Moran Sanderovich shows triptych work titled Anthropobeast together with an untitled sculpture which connects her work with Wenzel’s works. Sanderovich engages with concepts like grotesque and uncanniness of human and non-human agency through visceral narratives, transformation and potentiality of agency. Her work challenges and confuses normative conceptions of bodily limitation, taking disability, mutation, and decay as starting points for other forms of life. She is also inspired by mythological worlds, tales of conflict, and Survival – themes and concerns which also drive the exhibition.

Kaethe Wenzel, Leviathan, 2019, various animal bones (roadkill), canvas, silk, thread, buttons, copper, tubes, brass/steel fastenings, dimensions variable.

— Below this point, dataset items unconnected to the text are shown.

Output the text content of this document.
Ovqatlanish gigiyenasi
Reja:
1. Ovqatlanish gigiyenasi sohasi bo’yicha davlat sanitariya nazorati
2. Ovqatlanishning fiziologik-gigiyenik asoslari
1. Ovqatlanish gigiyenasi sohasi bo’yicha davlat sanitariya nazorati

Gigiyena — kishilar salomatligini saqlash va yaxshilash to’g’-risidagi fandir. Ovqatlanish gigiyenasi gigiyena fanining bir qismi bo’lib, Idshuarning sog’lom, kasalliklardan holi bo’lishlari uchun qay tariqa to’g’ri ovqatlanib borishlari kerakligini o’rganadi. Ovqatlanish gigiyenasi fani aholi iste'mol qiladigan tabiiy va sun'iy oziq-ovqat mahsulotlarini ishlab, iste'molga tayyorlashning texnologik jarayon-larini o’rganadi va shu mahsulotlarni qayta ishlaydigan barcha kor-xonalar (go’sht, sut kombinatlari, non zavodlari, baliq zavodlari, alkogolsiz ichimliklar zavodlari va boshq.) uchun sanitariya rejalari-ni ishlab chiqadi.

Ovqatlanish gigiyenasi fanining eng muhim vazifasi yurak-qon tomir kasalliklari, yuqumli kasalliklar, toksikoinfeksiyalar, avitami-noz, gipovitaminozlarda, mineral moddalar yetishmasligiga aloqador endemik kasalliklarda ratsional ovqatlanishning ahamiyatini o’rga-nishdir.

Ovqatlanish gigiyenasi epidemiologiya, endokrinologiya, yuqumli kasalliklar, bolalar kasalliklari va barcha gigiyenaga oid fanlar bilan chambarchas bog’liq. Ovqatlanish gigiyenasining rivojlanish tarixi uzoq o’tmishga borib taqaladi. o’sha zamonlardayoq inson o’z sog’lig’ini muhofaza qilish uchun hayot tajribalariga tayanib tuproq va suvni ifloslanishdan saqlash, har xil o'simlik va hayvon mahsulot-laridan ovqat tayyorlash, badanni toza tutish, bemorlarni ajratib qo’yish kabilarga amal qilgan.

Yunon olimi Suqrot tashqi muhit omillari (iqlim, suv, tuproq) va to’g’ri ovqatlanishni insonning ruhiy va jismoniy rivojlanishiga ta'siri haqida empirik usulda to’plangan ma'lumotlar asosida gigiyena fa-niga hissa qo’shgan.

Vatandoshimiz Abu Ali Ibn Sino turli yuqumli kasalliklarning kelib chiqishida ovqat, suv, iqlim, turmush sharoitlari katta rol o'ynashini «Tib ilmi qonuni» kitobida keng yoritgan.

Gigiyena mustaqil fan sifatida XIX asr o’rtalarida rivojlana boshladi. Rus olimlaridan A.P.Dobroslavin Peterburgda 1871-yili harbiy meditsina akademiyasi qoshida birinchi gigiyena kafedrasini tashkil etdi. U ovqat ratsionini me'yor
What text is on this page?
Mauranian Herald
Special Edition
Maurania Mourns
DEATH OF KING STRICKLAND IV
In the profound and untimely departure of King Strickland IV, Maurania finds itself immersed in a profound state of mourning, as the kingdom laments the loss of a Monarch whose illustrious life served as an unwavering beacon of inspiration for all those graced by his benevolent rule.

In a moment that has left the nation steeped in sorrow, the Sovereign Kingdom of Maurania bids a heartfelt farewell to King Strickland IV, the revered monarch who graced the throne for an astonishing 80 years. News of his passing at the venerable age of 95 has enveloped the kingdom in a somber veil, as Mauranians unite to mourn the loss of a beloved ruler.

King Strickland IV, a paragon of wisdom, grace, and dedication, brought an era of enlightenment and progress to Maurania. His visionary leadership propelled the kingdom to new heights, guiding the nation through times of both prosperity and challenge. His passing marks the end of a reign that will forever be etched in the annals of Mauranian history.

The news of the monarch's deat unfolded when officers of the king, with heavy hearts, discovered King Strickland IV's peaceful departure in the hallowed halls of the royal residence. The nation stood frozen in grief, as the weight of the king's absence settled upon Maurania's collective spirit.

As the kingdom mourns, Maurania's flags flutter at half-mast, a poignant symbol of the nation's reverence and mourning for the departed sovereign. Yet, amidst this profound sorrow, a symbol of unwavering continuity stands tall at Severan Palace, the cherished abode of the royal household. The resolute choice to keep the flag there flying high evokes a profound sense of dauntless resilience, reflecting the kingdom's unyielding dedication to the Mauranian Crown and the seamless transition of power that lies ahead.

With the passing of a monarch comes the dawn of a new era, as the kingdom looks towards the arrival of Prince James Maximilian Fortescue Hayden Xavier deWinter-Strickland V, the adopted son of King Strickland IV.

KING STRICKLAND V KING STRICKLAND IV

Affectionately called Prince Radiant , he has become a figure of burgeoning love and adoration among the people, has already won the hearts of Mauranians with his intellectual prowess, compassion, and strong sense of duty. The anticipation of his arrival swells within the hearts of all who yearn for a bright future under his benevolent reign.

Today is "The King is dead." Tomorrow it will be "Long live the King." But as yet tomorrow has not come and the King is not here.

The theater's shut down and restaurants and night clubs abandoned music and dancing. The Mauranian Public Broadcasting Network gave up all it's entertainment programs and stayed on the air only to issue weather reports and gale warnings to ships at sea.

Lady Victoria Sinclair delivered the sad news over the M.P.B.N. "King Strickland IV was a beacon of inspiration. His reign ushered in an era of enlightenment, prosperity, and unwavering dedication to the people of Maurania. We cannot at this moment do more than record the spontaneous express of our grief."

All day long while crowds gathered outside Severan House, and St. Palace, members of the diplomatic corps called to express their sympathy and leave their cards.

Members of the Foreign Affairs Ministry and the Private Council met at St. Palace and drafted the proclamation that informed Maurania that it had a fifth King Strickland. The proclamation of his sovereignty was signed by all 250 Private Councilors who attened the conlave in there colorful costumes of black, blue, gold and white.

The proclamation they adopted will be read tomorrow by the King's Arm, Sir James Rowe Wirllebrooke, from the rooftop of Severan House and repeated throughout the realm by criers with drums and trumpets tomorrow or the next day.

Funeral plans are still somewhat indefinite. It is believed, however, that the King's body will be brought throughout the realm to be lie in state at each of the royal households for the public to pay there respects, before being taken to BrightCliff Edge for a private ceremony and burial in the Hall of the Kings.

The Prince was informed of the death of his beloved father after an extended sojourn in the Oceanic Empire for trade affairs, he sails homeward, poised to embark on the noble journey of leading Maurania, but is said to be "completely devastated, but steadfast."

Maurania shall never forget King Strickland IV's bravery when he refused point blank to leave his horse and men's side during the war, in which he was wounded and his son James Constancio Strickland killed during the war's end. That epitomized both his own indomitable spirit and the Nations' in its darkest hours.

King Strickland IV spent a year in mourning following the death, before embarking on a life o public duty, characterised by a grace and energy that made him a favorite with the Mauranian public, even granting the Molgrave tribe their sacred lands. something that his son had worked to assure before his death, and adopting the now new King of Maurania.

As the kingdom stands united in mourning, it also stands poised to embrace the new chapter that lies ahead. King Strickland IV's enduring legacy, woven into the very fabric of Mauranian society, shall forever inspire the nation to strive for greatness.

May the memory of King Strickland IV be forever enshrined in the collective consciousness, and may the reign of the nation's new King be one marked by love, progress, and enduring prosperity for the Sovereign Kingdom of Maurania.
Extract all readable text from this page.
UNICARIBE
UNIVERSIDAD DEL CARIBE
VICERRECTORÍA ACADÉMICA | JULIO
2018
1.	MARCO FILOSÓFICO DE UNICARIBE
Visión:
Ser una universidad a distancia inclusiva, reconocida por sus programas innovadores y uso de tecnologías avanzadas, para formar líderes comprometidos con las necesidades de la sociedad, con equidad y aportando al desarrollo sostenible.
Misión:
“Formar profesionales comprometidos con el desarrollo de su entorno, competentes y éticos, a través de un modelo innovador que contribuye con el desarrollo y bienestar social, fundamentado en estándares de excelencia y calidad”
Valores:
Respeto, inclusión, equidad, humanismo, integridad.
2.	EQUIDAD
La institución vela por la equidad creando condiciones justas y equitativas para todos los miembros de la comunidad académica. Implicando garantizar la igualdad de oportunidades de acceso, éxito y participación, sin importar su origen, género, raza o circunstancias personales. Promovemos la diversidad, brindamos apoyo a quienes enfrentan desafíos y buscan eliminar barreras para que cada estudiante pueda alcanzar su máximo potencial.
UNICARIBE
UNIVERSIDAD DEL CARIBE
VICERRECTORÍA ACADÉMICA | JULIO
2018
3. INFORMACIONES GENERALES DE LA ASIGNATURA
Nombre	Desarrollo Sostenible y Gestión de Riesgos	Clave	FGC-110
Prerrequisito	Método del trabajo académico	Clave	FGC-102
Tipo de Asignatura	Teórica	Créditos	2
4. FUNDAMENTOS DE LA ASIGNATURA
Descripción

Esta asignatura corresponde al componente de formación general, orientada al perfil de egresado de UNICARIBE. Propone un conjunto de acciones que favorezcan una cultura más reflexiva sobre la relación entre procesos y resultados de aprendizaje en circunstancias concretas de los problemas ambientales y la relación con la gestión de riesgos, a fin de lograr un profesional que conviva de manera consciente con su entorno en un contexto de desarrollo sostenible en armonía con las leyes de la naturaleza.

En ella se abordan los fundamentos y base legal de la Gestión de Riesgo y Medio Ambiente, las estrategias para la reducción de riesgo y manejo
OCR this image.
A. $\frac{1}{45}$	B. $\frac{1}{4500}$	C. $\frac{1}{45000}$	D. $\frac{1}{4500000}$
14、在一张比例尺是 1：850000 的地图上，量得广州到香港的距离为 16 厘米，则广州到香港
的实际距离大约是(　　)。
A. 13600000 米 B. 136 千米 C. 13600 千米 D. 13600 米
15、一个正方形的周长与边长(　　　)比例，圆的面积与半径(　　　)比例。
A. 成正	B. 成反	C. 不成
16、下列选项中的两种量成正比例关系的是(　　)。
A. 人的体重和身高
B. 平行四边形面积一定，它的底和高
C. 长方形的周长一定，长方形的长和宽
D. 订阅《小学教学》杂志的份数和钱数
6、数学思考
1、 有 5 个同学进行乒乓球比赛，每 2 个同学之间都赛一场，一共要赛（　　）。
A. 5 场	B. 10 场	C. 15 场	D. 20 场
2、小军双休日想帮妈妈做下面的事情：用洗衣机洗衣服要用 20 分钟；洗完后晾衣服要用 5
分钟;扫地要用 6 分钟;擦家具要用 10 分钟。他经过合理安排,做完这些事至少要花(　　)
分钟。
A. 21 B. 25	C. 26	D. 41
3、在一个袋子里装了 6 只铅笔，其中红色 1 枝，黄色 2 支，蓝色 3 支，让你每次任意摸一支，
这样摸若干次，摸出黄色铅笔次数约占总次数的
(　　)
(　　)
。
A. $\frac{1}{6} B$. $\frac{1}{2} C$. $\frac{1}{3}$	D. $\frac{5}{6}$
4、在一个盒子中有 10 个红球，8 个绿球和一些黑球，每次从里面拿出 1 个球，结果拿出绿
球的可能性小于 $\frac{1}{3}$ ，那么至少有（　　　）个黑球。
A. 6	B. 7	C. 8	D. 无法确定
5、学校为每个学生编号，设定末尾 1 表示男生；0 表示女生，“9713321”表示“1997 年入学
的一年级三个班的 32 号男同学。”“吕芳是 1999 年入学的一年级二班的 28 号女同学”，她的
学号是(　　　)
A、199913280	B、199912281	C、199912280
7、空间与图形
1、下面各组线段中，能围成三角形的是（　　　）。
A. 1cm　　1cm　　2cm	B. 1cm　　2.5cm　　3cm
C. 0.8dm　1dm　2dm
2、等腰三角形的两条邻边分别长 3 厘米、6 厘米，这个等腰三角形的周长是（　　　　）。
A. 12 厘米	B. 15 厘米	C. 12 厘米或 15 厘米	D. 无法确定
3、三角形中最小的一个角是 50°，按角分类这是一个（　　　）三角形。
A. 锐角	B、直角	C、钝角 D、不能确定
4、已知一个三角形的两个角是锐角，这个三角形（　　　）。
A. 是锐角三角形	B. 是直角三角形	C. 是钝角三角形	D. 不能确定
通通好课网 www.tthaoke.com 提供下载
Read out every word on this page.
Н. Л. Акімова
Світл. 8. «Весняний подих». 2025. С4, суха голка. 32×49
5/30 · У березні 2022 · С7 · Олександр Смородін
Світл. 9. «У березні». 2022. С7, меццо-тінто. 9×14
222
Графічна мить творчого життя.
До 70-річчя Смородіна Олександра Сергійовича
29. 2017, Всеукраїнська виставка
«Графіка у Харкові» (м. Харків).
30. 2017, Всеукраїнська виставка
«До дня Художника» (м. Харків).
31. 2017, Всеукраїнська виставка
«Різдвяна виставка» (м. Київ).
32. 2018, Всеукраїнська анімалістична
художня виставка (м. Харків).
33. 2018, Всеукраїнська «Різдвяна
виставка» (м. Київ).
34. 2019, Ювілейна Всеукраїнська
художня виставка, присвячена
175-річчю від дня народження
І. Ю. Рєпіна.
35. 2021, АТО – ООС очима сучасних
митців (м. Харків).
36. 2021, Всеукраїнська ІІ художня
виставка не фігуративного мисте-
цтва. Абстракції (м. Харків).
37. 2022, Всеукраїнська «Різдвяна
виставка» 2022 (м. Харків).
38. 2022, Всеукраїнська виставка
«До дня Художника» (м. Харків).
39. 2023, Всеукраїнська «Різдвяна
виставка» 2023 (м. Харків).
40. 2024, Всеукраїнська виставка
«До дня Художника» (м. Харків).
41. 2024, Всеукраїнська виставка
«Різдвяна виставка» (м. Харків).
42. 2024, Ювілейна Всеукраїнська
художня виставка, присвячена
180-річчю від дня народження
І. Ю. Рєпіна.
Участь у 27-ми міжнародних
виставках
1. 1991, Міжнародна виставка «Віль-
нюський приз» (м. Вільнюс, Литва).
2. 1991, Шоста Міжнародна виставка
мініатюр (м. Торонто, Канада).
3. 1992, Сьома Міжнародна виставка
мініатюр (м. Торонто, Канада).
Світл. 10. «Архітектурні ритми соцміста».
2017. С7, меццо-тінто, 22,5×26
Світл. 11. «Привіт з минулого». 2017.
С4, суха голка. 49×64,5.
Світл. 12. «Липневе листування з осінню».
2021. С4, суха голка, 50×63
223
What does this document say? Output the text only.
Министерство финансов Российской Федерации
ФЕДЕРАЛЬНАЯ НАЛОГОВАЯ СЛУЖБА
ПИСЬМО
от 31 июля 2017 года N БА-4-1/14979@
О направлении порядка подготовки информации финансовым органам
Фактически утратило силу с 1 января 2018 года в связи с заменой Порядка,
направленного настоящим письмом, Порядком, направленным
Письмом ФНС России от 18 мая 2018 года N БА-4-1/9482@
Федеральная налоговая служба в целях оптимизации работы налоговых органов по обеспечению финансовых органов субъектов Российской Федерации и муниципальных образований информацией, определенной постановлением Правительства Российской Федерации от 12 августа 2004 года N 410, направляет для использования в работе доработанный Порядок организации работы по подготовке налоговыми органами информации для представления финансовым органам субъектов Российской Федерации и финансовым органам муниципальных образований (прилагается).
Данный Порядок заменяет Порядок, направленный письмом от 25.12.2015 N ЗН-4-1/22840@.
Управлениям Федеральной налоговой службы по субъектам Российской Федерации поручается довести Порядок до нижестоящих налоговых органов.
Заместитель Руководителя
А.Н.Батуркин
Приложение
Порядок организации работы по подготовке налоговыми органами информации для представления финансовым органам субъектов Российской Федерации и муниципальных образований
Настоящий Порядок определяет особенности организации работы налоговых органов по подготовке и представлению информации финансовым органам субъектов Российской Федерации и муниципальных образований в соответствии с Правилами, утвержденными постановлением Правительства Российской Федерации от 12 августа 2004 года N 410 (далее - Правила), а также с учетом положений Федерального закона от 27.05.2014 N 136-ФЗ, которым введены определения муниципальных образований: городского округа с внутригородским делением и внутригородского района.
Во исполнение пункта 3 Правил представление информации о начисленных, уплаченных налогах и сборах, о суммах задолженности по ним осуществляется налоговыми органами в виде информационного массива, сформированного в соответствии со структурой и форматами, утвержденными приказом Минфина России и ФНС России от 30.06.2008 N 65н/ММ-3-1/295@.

Kaethe Wenzel’s work, the centerpiece of the exhibition, is titled Leviathan. It references Hobbes, mythology, mass extinction, and biopolitics. Wenzel’s Leviathan is part of the Bone Costumes series, which originated from her research into historical corsets – designed to press natural bodies into ideal shapes, much like sculpting tools. Leviathan is a whale-shaped imaginary animal skeleton, hanging from the ceiling, manifesting a critique to the canon of museology, scientific research systems and their display methodologies, as well as the alienation of non-human agencies from human perception. 

Michael John Whelan, Inclusions (tennis ball), 2020, cast concrete cube containing a tennis ball retrieved 29/9/20, 10 x 10 x 10cm.

Michael John Whelan’s work Inclusions (tennis ball) is part of an ongoing project, in which items of plastic are removed from different seas across the world. These objects are cast into concrete, creating simple geometric forms. Inclusion (tennis ball) is a human-made conglomerate object, acts as an azoic monument to our destructive tendencies, and complicity in environmental degradation. It shows another face of the Capitalocene era that the exhibition explores.